Microsoft’s various offerings in the enterprise have been widely scrutinised and praised. Take Skype for Business, Cortana, and Yammer to name just three, held together by Office 365 and the Azure cloud platform, while not forgetting the Enterprise Mobility Suite (EMS), as well as the recent acquisition of LinkedIn.
Yet with the RingCentral Office Google Edition, the mission statement is clear. “RingCentral Google Edition with Google Apps for Work provides a richer and more robust enterprise communication and productivity environment compared to competing industry solutions,” David Van Der Steen, RingCentral senior manager of product marketing told Enterprise AppsTech in an email. “Together, these solutions enable every employee in a distributed enterprise to work however they want, communicate in whatever mode they choose, and on any device.” To avoid any doubt, the press release calls out Skype for Business and Office 365 as competition.
The offering with Google represents a new tier of RingCentral with WebRTC, which integrates with Google Hangouts, Drive, Chrome, Gmail, and Android. As Vlad Shmunis, CEO of RingCentral argues, the opportunity for Google in the enterprise is ‘significant’ as more businesses move away from legacy infrastructure. For its part, RingCentral’s positioning by Gartner as a leader for unified communications as a service, as well as previous collaborations with Google and being a ‘recommended for Google Apps’ partner, feeds into this.
There is a clear gap for the two companies to try and shore up. A survey from BetterCloud this time last year found larger organisations – those Google and RingCentral are trying to target – are much more likely to be Office 365 cloud houses, as opposed to smaller firms on Google Apps.
Yet the opportunity – moving larger businesses to the cloud more seamlessly – is there.
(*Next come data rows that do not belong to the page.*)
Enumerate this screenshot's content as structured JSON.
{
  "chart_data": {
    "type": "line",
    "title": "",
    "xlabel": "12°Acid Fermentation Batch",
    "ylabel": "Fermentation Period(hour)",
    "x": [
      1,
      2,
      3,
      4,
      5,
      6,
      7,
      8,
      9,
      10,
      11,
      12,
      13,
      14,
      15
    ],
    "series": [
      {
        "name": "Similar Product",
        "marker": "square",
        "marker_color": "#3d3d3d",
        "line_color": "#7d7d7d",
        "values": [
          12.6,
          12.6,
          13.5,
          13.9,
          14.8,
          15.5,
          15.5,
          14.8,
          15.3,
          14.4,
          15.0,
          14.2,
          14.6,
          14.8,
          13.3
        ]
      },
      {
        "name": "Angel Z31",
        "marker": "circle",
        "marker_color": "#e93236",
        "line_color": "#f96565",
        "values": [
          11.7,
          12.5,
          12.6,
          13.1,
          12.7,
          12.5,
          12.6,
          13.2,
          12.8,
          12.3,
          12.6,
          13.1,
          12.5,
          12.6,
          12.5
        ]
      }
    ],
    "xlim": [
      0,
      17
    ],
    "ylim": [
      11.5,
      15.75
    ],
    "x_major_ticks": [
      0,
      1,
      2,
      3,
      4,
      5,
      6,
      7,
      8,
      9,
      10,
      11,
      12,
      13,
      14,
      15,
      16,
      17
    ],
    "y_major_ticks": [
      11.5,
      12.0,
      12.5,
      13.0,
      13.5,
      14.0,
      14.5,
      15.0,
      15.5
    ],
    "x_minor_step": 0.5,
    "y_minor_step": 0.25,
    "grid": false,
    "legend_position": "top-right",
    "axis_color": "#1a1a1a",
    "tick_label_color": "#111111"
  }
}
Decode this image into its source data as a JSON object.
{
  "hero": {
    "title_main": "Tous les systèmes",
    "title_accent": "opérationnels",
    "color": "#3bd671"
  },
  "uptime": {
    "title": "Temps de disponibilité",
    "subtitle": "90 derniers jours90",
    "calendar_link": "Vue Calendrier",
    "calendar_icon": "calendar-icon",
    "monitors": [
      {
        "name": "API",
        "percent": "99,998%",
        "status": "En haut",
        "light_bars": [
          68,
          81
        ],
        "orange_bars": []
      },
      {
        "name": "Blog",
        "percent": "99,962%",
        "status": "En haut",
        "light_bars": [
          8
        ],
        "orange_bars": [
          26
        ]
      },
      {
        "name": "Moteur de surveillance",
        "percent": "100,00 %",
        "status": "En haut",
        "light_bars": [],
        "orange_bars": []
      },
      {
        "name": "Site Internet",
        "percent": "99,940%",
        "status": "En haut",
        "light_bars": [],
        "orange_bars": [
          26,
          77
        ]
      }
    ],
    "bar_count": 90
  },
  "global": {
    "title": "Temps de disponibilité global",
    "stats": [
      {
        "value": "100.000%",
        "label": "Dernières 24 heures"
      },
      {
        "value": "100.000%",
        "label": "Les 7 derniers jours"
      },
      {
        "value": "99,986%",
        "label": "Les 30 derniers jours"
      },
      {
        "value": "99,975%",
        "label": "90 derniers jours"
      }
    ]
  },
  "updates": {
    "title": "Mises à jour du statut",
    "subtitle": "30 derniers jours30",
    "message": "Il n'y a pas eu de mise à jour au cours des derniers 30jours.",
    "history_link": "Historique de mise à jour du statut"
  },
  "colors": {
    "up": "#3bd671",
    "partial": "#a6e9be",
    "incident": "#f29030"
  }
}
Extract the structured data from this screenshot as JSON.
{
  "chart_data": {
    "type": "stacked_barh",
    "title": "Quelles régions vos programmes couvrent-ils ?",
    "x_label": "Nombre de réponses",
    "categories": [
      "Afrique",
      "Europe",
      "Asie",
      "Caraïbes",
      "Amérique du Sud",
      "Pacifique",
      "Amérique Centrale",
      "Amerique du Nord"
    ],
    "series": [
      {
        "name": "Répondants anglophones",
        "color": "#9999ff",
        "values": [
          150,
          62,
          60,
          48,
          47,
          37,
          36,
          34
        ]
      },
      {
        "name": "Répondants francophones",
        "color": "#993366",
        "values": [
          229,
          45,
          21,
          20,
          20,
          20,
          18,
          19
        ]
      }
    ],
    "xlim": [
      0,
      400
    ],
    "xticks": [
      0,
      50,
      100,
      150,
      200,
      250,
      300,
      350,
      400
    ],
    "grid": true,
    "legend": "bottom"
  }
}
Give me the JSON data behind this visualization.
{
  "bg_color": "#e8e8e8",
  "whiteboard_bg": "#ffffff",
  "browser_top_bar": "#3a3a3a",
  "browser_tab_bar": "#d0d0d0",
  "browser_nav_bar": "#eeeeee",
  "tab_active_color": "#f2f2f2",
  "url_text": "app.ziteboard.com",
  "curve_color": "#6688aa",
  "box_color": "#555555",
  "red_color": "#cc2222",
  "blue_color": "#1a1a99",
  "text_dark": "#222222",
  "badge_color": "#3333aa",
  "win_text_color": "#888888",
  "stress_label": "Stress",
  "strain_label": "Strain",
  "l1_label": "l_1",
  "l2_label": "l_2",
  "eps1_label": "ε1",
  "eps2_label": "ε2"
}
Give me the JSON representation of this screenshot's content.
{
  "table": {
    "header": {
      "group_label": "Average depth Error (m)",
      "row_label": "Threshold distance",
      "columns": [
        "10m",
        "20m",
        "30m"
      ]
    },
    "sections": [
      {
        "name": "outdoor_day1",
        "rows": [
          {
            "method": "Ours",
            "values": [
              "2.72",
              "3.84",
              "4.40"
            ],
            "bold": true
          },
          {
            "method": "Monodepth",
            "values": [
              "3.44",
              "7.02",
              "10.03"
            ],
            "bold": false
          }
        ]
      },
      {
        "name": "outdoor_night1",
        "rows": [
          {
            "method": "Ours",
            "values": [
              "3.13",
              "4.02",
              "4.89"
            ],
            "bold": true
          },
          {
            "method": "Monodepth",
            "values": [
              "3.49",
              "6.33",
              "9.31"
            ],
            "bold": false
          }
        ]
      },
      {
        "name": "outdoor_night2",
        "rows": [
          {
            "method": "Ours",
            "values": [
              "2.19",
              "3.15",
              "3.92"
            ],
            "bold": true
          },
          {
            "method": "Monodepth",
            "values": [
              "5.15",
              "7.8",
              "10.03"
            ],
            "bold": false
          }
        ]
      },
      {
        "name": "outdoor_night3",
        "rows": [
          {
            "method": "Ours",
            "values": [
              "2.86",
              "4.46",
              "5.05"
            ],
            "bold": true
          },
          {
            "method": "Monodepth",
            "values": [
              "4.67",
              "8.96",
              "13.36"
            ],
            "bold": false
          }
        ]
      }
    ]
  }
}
As the report noted at the time, Office 365 organisations are predominantly “easing into the transition, allowing employees to choose their preferred working style, rather than abruptly shifting to a cloud-only workplace.” This is good news for the Google-RingCentral partnership, with ubiquity and convenience as hallmarks.
The state of unified communications (UC), and how it integrates into the enterprise, is also interesting right now. Most research hitting the wire on the subject – admittedly from vendors in the space – suggests we are at a tipping point; the technology is there, but suffering from crippling indecision by businesses. A study from West Unified Communications in January argued most businesses had embraced UC ‘in some respect’, but had not taken the next steps.
Van Der Steen holds a different view. “We believe this is still a technology issue,” he explained. “Vendors need to focus on a robust, elegant, and delightful to use application that allows users to seamlessly transition between various communication channels and devices at will.
“The first vendor to execute on this vision will realise massive rewards through viral user adoption and the resulting increased demand from IT buyers,” he added.
Step forward Google and RingCentral?